Toucher encore plus d’élèves avec la radio
La distinction vient saluer un travail de longue haleine et un projet qui s’est mis en place par petites touches. Un ordinateur, puis une imprimante pour les manuels scolaires, édités en kiswahili et conformes au programmes de l’Education nationale tanzanienne. La radio est un projet fédérateur qui réunit toutes les sensibilités religieuses. « Kigoma est une région très sensible sur le plan religieux. Notre conseil d’administration est composé de 11 membres, 5 musulmans et de 5 chrétiens représentant les autorités locales, la société civile et le secteur privé. Nous essayons de faire de Kicora un liant pour la communauté. » L’enseignement de Kicora s’adresse à des adolescents et adultes à partir de l’âge de 14 ans. «Notre méthode est basée sur l’enseignement volontaire, précise Deo Baribwegure. « Les élèves » sont encadrés par deux types d’enseignants : ceux qui préparent les cours, plus d’une dizaine de personnes, et les facilitateurs. Une quinzaine encadre les 300 élèves de Kicora. Le facilitateur rencontre régulièrement les élèves pour suivre ensemble les leçons résumés sur des supports audio ou MP3 en kiswahili ou pour revenir sur des points qui n’ont pas été compris. Chaque élève reçoit deux manuels : un pour les programmes scientifiques, l’autre pour la littérature et les sciences humaines. « Le programme est intensif.
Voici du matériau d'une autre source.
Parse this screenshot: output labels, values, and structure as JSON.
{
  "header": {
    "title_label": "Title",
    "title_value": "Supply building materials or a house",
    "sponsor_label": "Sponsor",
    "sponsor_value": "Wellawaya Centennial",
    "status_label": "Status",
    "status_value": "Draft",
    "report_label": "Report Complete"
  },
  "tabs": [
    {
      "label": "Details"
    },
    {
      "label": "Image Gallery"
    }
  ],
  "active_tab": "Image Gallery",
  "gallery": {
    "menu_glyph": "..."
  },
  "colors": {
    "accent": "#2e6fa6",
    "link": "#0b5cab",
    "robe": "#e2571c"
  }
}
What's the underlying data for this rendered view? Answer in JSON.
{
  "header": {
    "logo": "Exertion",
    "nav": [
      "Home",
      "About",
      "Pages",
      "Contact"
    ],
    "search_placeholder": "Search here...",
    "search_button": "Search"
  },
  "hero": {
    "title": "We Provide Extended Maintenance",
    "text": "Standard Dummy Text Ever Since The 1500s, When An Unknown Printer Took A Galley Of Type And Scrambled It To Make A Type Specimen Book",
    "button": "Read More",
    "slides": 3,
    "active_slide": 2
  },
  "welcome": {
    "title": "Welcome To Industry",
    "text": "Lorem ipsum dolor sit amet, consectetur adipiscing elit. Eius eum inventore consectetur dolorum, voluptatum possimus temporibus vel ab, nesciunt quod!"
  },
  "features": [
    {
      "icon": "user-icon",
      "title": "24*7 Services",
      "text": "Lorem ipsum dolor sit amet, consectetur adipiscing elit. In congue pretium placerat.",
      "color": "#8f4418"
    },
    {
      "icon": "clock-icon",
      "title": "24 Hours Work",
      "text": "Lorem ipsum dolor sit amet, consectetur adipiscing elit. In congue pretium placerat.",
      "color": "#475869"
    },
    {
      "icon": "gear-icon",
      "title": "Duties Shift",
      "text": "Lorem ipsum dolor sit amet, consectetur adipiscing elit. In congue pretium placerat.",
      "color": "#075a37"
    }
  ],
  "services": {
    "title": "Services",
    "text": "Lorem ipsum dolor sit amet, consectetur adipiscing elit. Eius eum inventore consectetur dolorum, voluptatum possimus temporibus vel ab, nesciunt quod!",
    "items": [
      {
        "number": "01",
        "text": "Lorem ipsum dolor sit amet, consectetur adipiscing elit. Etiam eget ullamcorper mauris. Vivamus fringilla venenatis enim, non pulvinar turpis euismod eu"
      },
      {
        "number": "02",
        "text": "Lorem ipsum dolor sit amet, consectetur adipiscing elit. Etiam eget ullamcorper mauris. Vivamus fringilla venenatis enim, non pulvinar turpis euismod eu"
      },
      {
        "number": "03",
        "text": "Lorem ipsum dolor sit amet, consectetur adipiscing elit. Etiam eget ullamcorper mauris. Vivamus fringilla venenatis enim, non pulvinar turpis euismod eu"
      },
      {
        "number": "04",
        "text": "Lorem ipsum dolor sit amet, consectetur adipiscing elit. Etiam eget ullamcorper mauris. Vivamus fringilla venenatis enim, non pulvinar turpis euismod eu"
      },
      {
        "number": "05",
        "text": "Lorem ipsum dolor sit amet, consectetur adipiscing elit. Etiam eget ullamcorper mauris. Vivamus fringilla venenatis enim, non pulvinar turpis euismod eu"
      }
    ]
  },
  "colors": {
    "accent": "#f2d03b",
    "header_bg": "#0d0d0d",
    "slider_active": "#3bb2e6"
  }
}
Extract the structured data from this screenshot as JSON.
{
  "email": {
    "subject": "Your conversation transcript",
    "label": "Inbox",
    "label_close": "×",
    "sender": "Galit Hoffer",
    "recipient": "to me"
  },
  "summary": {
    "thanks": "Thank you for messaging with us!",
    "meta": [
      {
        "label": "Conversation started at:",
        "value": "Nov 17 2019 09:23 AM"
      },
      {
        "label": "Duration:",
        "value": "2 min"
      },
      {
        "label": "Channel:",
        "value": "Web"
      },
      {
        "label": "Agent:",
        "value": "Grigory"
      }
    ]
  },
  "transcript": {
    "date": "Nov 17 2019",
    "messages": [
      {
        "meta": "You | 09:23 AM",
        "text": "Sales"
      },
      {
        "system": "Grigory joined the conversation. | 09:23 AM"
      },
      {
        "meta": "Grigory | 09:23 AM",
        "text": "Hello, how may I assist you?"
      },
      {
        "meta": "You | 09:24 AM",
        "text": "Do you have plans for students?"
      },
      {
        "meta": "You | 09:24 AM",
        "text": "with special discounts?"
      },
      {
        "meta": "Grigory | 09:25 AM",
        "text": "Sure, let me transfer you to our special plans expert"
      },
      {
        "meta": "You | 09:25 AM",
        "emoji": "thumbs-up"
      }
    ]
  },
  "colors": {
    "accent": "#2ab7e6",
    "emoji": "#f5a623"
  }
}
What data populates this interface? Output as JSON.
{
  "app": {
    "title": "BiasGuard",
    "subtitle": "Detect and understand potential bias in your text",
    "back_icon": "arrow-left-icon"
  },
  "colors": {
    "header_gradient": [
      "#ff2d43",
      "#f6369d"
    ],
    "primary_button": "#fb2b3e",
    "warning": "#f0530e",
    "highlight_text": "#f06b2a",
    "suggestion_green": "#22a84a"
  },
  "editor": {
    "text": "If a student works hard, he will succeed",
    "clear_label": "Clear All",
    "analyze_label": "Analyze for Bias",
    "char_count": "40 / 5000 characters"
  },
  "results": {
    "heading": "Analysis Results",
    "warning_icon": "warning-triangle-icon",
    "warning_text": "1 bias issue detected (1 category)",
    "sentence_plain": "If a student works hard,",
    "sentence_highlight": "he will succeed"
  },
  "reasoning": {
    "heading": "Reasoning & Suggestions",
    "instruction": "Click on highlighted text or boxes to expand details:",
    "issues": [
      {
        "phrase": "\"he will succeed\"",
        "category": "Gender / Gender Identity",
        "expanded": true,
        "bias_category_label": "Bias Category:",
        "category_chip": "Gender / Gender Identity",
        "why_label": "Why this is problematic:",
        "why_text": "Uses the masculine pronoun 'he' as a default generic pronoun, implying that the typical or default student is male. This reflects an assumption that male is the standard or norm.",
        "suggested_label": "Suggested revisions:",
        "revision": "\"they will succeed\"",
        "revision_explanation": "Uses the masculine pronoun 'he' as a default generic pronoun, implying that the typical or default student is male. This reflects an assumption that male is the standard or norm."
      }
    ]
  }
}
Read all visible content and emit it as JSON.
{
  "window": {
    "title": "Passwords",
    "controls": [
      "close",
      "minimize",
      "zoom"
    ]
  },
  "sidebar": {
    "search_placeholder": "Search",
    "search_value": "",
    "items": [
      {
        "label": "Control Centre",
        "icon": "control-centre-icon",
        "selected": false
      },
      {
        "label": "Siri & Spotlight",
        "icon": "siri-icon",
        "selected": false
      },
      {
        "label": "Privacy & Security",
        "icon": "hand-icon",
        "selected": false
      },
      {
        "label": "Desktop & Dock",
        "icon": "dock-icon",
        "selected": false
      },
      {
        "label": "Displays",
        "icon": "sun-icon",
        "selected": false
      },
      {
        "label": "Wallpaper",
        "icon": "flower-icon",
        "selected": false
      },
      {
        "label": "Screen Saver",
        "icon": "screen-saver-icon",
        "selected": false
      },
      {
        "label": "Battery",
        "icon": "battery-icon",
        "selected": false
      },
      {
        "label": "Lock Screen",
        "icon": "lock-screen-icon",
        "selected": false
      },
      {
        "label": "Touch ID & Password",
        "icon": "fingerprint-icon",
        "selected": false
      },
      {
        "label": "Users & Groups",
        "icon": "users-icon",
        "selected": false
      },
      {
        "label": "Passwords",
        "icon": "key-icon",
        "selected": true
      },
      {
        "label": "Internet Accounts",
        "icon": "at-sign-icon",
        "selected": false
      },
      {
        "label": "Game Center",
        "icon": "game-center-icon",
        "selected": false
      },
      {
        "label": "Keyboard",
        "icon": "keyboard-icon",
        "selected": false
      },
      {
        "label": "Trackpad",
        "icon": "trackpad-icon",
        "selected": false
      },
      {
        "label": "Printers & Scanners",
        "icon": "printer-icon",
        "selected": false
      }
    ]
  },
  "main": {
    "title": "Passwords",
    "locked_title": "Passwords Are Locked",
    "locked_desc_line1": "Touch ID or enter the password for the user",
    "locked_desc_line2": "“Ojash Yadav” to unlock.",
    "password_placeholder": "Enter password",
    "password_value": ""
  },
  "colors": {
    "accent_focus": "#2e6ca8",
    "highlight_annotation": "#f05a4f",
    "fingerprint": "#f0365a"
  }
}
Ils font l’équivalent de deux niveaux en 4 mois de cours, à partir d’un niveau qui correspond à la 4e année du primaire dans le cursus normal. » Les programmes sont reconnus par l’Etat tanzanien et permettent à ses bénéficiaires de se présenter aux examens nationaux.
Aujourd’hui, Deo Baribwegure attend de pouvoir faire de Kicora ce véritable outil d’éducation par la radio auquel il consacre sa vie depuis plus de sept ans. Sa motivation est celle d’un homme qui veut contribuer au développement de son continent, conscient des enjeux environnementaux de son monde – il voudrait que la future radio fonctionne à l’énergie solaire et qu’elle soit reçue par des transistors qui n’utilisent pas l’énergie électrique –, et surtout qui souhaite toucher le maximum de personnes avec son projet éducatif. « Un millier » prévoit Deo Baribwegure.